Gruitener retteten Haus am Quall

Vor 20 Jahren ist das historische Gebäude festlich wiedereröffnet worden.

Von Susanne Schaper

Gruiten – Im November 1995 gründeten 23 Gruitener Bürger den Förderverein Haus am Quall e.V., um das Denkmal von der Stadt Haan zu kaufen und zu retten. „Es waren Zugezogene, also Neubürger. Einige alteingesessene Bürger empfanden den Rettungsversuch als weltfremde Spinnerei“, erinnert sich Vorstandsmitglied Wolfgang Wahle. „Trotz der Unkenrufe und Selbstzweifel, ob eine Rettung überhaupt zu leisten sei, verfestigten sich Mut und Glaube an das Gelingen. Der Wille, das Haus zu erhalten, schweißte die Vereinsgründer zusammen. Das ist eine Verbindung, die bis heute hält“, fügt Vorstandsvorsitzende Claudia Köster hinzu.
Im Februar 1996 beschloss der Stadtrat, mit dem Verein einen Vertrag abzuschließen. Inhalt: Der Verein übernimmt das Denkmal als Pächter, Eigentümer bleibt die Stadt.

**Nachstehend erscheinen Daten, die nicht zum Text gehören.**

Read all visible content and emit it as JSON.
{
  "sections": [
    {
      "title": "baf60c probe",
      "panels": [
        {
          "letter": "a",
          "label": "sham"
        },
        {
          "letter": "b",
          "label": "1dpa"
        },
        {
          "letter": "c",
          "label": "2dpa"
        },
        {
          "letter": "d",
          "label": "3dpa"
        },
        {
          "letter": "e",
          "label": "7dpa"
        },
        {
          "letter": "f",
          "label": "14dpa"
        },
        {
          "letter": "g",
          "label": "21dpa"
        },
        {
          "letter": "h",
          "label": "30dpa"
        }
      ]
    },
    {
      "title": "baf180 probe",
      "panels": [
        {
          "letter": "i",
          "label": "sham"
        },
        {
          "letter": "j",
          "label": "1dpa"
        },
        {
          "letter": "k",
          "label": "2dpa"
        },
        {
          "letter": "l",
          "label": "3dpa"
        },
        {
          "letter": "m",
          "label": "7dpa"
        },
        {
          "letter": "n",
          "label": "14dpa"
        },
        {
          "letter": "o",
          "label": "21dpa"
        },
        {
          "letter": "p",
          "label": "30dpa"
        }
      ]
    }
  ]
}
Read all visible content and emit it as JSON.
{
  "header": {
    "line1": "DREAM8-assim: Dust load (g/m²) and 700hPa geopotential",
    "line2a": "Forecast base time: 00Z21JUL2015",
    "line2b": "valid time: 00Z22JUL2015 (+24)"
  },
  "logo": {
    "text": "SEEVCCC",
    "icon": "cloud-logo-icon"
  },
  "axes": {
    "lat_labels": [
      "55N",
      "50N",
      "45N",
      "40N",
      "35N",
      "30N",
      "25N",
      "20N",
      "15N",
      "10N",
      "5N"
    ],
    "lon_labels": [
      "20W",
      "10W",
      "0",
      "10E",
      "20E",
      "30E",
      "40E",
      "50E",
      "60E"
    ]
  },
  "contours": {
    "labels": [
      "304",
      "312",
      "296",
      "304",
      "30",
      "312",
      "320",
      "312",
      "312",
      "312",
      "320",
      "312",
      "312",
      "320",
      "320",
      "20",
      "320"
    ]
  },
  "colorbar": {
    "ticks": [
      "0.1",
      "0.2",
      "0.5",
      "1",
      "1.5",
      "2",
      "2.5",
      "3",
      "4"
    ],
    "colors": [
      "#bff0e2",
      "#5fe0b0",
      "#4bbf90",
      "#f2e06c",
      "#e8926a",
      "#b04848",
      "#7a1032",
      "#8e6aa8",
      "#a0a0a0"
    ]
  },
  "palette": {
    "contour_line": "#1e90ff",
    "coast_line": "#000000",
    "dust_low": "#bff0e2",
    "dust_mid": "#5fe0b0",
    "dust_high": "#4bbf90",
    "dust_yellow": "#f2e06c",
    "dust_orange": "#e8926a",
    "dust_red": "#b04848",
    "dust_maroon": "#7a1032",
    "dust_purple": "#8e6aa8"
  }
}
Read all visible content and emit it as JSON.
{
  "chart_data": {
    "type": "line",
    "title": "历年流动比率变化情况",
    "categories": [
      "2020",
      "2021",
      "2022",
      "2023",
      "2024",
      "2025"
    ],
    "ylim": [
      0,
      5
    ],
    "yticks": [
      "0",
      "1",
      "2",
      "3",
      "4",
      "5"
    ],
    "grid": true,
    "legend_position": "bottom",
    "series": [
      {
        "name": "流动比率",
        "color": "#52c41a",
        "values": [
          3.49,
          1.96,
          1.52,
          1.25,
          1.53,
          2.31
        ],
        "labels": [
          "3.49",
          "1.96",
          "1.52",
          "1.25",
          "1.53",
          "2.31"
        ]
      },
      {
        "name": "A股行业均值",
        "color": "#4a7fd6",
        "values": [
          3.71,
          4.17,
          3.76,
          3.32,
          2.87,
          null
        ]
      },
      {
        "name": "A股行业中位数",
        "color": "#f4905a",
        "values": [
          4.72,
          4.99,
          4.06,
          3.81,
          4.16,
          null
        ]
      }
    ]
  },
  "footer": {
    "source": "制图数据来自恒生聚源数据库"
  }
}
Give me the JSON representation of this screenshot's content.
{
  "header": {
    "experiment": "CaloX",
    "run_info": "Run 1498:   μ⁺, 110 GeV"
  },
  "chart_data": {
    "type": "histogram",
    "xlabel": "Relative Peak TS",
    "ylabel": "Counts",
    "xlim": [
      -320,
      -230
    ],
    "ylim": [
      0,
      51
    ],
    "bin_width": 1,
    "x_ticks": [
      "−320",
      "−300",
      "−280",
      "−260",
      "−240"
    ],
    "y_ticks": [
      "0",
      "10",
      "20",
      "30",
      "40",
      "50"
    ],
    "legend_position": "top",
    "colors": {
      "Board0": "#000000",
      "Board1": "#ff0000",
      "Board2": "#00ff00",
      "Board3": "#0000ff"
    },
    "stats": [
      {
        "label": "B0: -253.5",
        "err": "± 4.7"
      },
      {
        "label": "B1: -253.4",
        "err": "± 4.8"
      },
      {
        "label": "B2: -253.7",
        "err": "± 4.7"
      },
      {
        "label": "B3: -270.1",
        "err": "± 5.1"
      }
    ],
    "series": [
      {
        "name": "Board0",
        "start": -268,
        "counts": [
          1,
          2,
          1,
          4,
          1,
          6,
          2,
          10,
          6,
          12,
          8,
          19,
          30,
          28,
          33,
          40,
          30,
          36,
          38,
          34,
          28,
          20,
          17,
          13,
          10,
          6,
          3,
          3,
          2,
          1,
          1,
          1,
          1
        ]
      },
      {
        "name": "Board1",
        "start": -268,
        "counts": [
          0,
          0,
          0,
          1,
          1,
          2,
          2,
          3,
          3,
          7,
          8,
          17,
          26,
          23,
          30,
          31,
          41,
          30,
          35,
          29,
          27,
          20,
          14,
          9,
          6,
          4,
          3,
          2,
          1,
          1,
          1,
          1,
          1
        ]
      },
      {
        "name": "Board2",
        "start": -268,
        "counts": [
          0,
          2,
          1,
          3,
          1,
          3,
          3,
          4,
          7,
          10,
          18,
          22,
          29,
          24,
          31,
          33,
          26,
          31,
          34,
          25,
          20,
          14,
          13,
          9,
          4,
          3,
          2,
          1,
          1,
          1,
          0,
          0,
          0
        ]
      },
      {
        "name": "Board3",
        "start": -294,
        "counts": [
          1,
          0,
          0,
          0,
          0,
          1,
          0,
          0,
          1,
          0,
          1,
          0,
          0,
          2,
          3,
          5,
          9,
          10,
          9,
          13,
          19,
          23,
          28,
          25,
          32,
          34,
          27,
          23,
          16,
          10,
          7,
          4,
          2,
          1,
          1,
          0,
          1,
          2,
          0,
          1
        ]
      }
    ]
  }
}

Der Verein übernimmt sämtliche Kosten der Grundsanierung und dauerhaft sämtliche Kosten des Betriebs. Der Verein verpflichtet sich, das Haus der Öffentlichkeit dauerhaft zur Verfügung zu stellen, in gutem Zustand zu halten und eine Rücklage für die Instandhaltung zu bilden.
Seit 20 Jahren erstrahlt das Haus am Quall, das im Juni 2002 vom damaligen NRW-Ministerpräsidenten Wolfgang Clement feierlich eröffnet wurde, in neuem Glanz. Ausstellungen, Märkte mit Tischler- und Goldschmiedearbeiten, Musikunterricht, Geburtstagsfeiern, Seminare, Vereinstreffen, Firmenjubiläen, ein Kochclub und zahlreiche weitere Veranstaltungen füllen den Terminkalender des Hauses, das erstmals 1155 in einer Urkunde von Kaiser Friedrich Barbarossa erwähnt wurde. Viele Brautleute haben sich inzwischen im Kaminzimmer das Ja-Wort gegeben, denn das Haus am Quall ist seit vielen Jahren eine Außenstelle des Standesamtes.
Auch der Förderverein selbst, der inzwischen auf etwa 140 Mitglieder angewachsen ist, führt kontinuierlich Aktionen durch: Tage der Offenen Tür, Tage des Offenen Denkmals, Ausstellungen zur Gruitener Kalkgeschichte. Im vergangenen Jahr wurde ein bislang verborgener, historischer Brunnen in Hausnähe auf dem Dorfanger freigelegt und wieder hergestellt. Die seit mehr als 14 Jahren bestehende Kalkgruppe erstellte eine überarbeitete Neuauflage des Wanderführers „Kalkspuren“. Auch die Stadt Haan hat längst erkannt, was sie an dem Haus und seinem Förderverein hat. Wegen seiner besonderen Verdienste wurde der Förderverein bereits zum zweiten Mal mit der Ehrengabe ausgezeichnet. Und die Geschäftsleitung der Stiftung NRW lädt immer wieder seine Besucher in das Haus ein, als Beispiel eines gelungenen Förderprojektes.
„Die Arbeit hat sich gelohnt“, resümiert Wolfgang Wahle. Drei Jahre lang hätten sich in den Aufbaujahren etwa 15 Personen jeden Samstag zusammen gefunden, um mit anzupacken. Etwa 12 000 ehrenamtlich Arbeitsstunden seien zusammen gekommen „Die Koordination und Leitung der „Laientruppe“ war neben technischen und handwerklichen Fragen eine Herausforderung“, erinnert sich der Architekt. Spenden und Fördergelder ermöglichten im Verlauf der Arbeiten eine qualitätsvolle Restaurierung mit historischen Materialien wie Lehmsteine, Strohlehm, Lehmputz, Lehmfarben und Eichenholz. „Der große Balken an der Außenfassade zum Dorfanger stammt aus einem Schloss in Frankreich“, erzählt Wolfgang Wahle.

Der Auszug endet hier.